In an ongoing study, Onik and colleagues have thus far prospectively enrolled 30 patients who have undergone abdominal, chest, and brain surgeries under intraoperative guidance and monitoring with a 16-slice scanner. The fully OR-integrated system includes a mechanized arm that guides several surgical instruments, a table specially designed to serve as a patient-immobilization device and respiratory-gating platform, and fluoroscopy and ultrasound equipment for simultaneous multimodality scanning and monitoring.

The Center for Surgical Advancement's system can guide laparoscopic and thoracoscopic procedures to remove occult pathology and to displace organs to protect them from thermal injury or bleeding during cryo- or radiofrequency ablation procedures. It also allows simultaneous monitoring and control of outcomes and complications. The CSA team presented their preliminary findings at the American Roentgen Ray Society meeting last month.

The researchers have developed ways to minimize the system's shortcomings. Alternative guidance and monitoring with ultrasound reduces the need for CT. They have also developed patient-protective pads to cut radiation exposure and are designing a special device that will allow manipulation of surgical instruments outside the scan's gantry. Several institutions have already expressed interest in the CSA's intraoperative MSCT setup, and plans are under way to implement it in a mobile operating room for smaller hospitals, Onik said.

"We have been able to monitor lesions and guide the laparoscopic surgeon down to the pathology to remove it minimally invasively.
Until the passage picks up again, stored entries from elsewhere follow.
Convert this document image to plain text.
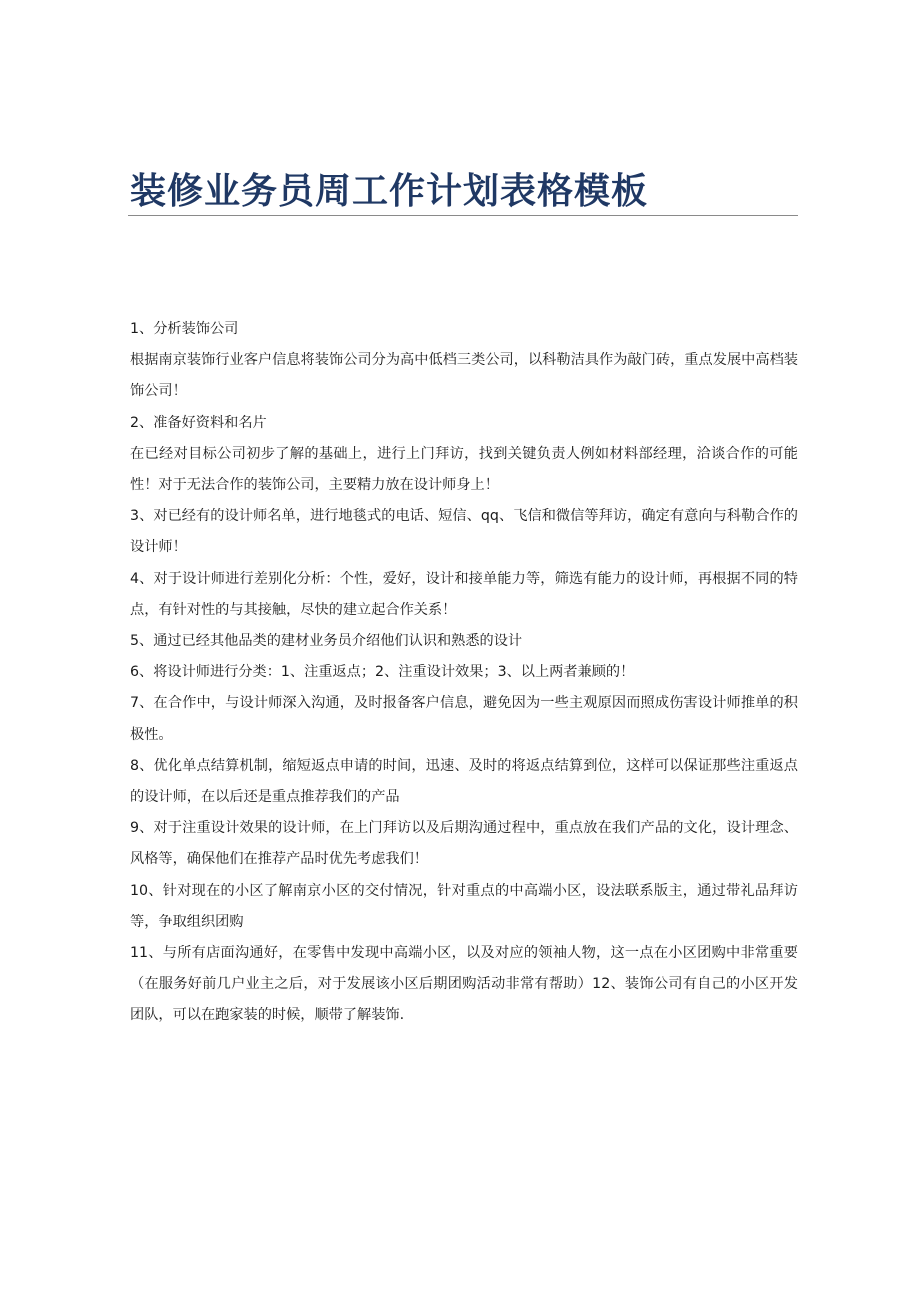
装修业务员周工作计划表格模板

1、分析装饰公司

根据南京装饰行业客户信息将装饰公司分为高中低档三类公司，以科勒洁具作为敲门砖，重点发展中高档装饰公司！

2、准备好资料和名片

在已经对目标公司初步了解的基础上，进行上门拜访，找到关键负责人例如材料部经理，洽谈合作的可能性！对于无法合作的装饰公司，主要精力放在设计师身上！

3、对已经有的设计师名单，进行地毯式的电话、短信、qq、飞信和微信等拜访，确定有意向与科勒合作的设计师！

4、对于设计师进行差别化分析：个性，爱好，设计和接单能力等，筛选有能力的设计师，再根据不同的特点，有针对性的与其接触，尽快的建立起合作关系！

5、通过已经其他品类的建材业务员介绍他们认识和熟悉的设计

6、将设计师进行分类：1、注重返点；2、注重设计效果；3、以上两者兼顾的！

7、在合作中，与设计师深入沟通，及时报备客户信息，避免因为一些主观原因而照成伤害设计师推单的积极性。

8、优化单点结算机制，缩短返点申请的时间，迅速、及时的将返点结算到位，这样可以保证那些注重返点的设计师，在以后还是重点推荐我们的产品

9、对于注重设计效果的设计师，在上门拜访以及后期沟通过程中，重点放在我们产品的文化，设计理念、风格等，确保他们在推荐产品时优先考虑我们！

10、针对现在的小区了解南京小区的交付情况，针对重点的中高端小区，设法联系版主，通过带礼品拜访等，争取组织团购

11、与所有店面沟通好，在零售中发现中高端小区，以及对应的领袖人物，这一点在小区团购中非常重要（在服务好前几户业主之后，对于发展该小区后期团购活动非常有帮助）12、装饰公司有自己的小区开发团队，可以在跑家装的时候，顺带了解装饰.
Intraoperative MSCT has had a major impact on the ability of our surgeons to take patients who otherwise would have been candidates for open surgery," he said.

Harvard researchers plan to install a PET/CT scanner in their OR for similar purposes and expect to benefit from PET's specificity to detect tumors, said Dr. Ferenc A. Jolesz, director of the MRI and image-guided therapy program at Brigham and Women's Hospital.

In spite of MSCT's perceived advantages, only MR can provide intraoperative imaging without interrupting surgery, Jolesz said.